From the Napoleon wars, French enjoyed higher power and prestige then Dutch. Later on, Dutch knew some glory days under the reign of the Dutch king who imposed it on whole Belgium and the other parts of his Netherlands Kingdom. French regained its power and prestige with Belgium independence in 1830. French monopoly in the official and social spheres was seen by the Belgian elite as a national unitary factor. This situation, however, didn’t suit the Flemish who militated and got the right to use their language in primary schools in 1883. The Flemish language replaced French in Ghent University in 1894. As a solution to this linguistic conflict that went on during the 20th century, Karra (2007) mentioned the government chose to divide the country into three ‘language frontiers’:
1- a French part in the South
2- a Flemish part in the North
3- a bilingual part in Brussels .
The Canadian case
Canada was originally a French speaking country under the French crown. It had, however, known a growing English speaking community under the English crown after the Indian Wars in 1760 to the point of outnumbering the French speakers in the subsequent years. With the need to choosing a national language for the new Canadian Confederation in 1867, the language conflict between the two communities started, tearing the country between the French speaking Québécois and the English speaking group in the other part of the country. The Charter of the French Language of 1977 represents an aspect of the ‘official bilingualism’ solution that Canada adopted to solve the language conflict so pervasive in its modern history (Noel, 2010).
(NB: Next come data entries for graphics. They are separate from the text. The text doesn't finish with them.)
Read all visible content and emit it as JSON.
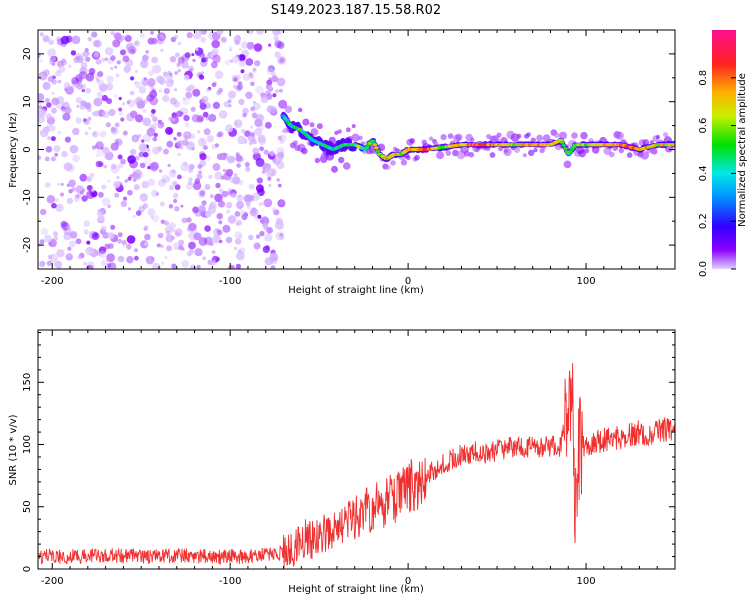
{
  "title": "S149.2023.187.15.58.R02",
  "chart_data": [
    {
      "type": "heatmap",
      "xlabel": "Height of straight line (km)",
      "ylabel": "Frequency (Hz)",
      "xlim": [
        -208,
        150
      ],
      "ylim": [
        -25,
        25
      ],
      "xticks": [
        -200,
        -100,
        0,
        100
      ],
      "yticks": [
        -20,
        -10,
        0,
        10,
        20
      ],
      "colorbar": {
        "label": "Normalized spectral amplitude",
        "range": [
          0,
          1
        ],
        "ticks": [
          0.0,
          0.2,
          0.4,
          0.6,
          0.8
        ],
        "colormap": [
          "#e0d0ff",
          "#8a00ff",
          "#3000ff",
          "#0090ff",
          "#00e8e8",
          "#00e000",
          "#c8f000",
          "#ffb000",
          "#ff2020",
          "#ff1090"
        ]
      },
      "noise_region": {
        "x_range": [
          -208,
          -70
        ],
        "amplitude": 0.15
      },
      "signal_track": [
        {
          "x": -70,
          "freq": 7,
          "amplitude": 0.4
        },
        {
          "x": -66,
          "freq": 5,
          "amplitude": 0.45
        },
        {
          "x": -60,
          "freq": 4,
          "amplitude": 0.5
        },
        {
          "x": -54,
          "freq": 2,
          "amplitude": 0.45
        },
        {
          "x": -48,
          "freq": 1,
          "amplitude": 0.5
        },
        {
          "x": -42,
          "freq": 0,
          "amplitude": 0.45
        },
        {
          "x": -36,
          "freq": 1,
          "amplitude": 0.5
        },
        {
          "x": -30,
          "freq": 1,
          "amplitude": 0.55
        },
        {
          "x": -24,
          "freq": 0,
          "amplitude": 0.55
        },
        {
          "x": -20,
          "freq": 2,
          "amplitude": 0.6
        },
        {
          "x": -16,
          "freq": -1,
          "amplitude": 0.65
        },
        {
          "x": -12,
          "freq": -2,
          "amplitude": 0.75
        },
        {
          "x": -8,
          "freq": -1,
          "amplitude": 0.7
        },
        {
          "x": -4,
          "freq": -1,
          "amplitude": 0.6
        },
        {
          "x": 0,
          "freq": 0,
          "amplitude": 0.75
        },
        {
          "x": 10,
          "freq": 0,
          "amplitude": 0.85
        },
        {
          "x": 20,
          "freq": 0.5,
          "amplitude": 0.6
        },
        {
          "x": 30,
          "freq": 1,
          "amplitude": 0.75
        },
        {
          "x": 40,
          "freq": 1,
          "amplitude": 0.85
        },
        {
          "x": 50,
          "freq": 1,
          "amplitude": 0.8
        },
        {
          "x": 60,
          "freq": 1,
          "amplitude": 0.7
        },
        {
          "x": 70,
          "freq": 1,
          "amplitude": 0.75
        },
        {
          "x": 80,
          "freq": 1,
          "amplitude": 0.8
        },
        {
          "x": 86,
          "freq": 2,
          "amplitude": 0.6
        },
        {
          "x": 90,
          "freq": -1,
          "amplitude": 0.5
        },
        {
          "x": 94,
          "freq": 1,
          "amplitude": 0.55
        },
        {
          "x": 100,
          "freq": 1,
          "amplitude": 0.65
        },
        {
          "x": 110,
          "freq": 1,
          "amplitude": 0.7
        },
        {
          "x": 120,
          "freq": 1,
          "amplitude": 0.85
        },
        {
          "x": 130,
          "freq": 0,
          "amplitude": 0.8
        },
        {
          "x": 140,
          "freq": 1,
          "amplitude": 0.7
        },
        {
          "x": 150,
          "freq": 1,
          "amplitude": 0.75
        }
      ]
    },
    {
      "type": "line",
      "xlabel": "Height of straight line (km)",
      "ylabel": "SNR (10 * v/v)",
      "xlim": [
        -208,
        150
      ],
      "ylim": [
        0,
        192
      ],
      "xticks": [
        -200,
        -100,
        0,
        100
      ],
      "yticks": [
        0,
        50,
        100,
        150
      ],
      "color": "#f03030",
      "series": [
        {
          "x": [
            -208,
            -190,
            -170,
            -150,
            -130,
            -110,
            -90,
            -75,
            -65,
            -58,
            -52,
            -46,
            -40,
            -35,
            -30,
            -25,
            -20,
            -15,
            -10,
            -5,
            0,
            5,
            10,
            15,
            20,
            25,
            30,
            35,
            40,
            45,
            50,
            55,
            60,
            65,
            70,
            75,
            80,
            85,
            90,
            92,
            94,
            96,
            98,
            100,
            105,
            110,
            115,
            120,
            125,
            130,
            135,
            140,
            145,
            150
          ],
          "y": [
            10,
            10,
            11,
            10,
            11,
            10,
            10,
            12,
            15,
            25,
            22,
            30,
            35,
            38,
            42,
            45,
            50,
            52,
            55,
            58,
            65,
            70,
            75,
            80,
            85,
            88,
            92,
            92,
            95,
            93,
            95,
            97,
            98,
            96,
            100,
            98,
            99,
            98,
            120,
            150,
            40,
            95,
            98,
            100,
            101,
            104,
            105,
            106,
            108,
            110,
            108,
            111,
            112,
            113
          ]
        }
      ]
    }
  ]
}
In the ‘Third World’, on the other hand, Calvet (1974) argued that language conflict cannot be attributed to multilingualism alone but also to the post-colonial sociolinguistic heritage raised many instances of language conflict. This observation seems to be very pertinent. Most of linguistic troubles in Third World countries incorporate the former colonial language in them.
The Algerian case
Being a multilingual country and a former French colony, Algeria cannot be an exception to the havocs of language conflict spread all over the world.
In fact, the sociolinguistic situation in Algeria is characterised by the existence of four main languages: SA, AA, B and F. AA and B have many varieties. Sociolinguistic phenomena such as code switching, code mixing and borrowing are also omnipresent because of the long contact between these languages.
This view is shared by most of the scholars who studied the sociolinguistic situation in Algeria, including two Algerian prominent specialists on the matter: Bouamrane (1986) and Taleb Ibrahimi (1995). Although some researchers claim that the number of languages in Algeria exceeds twenty (Boukli, 2006), all the researchers agree that the above four languages are the main ones in Algeria. They also recognise the existence of a state of language conflict in Algeria.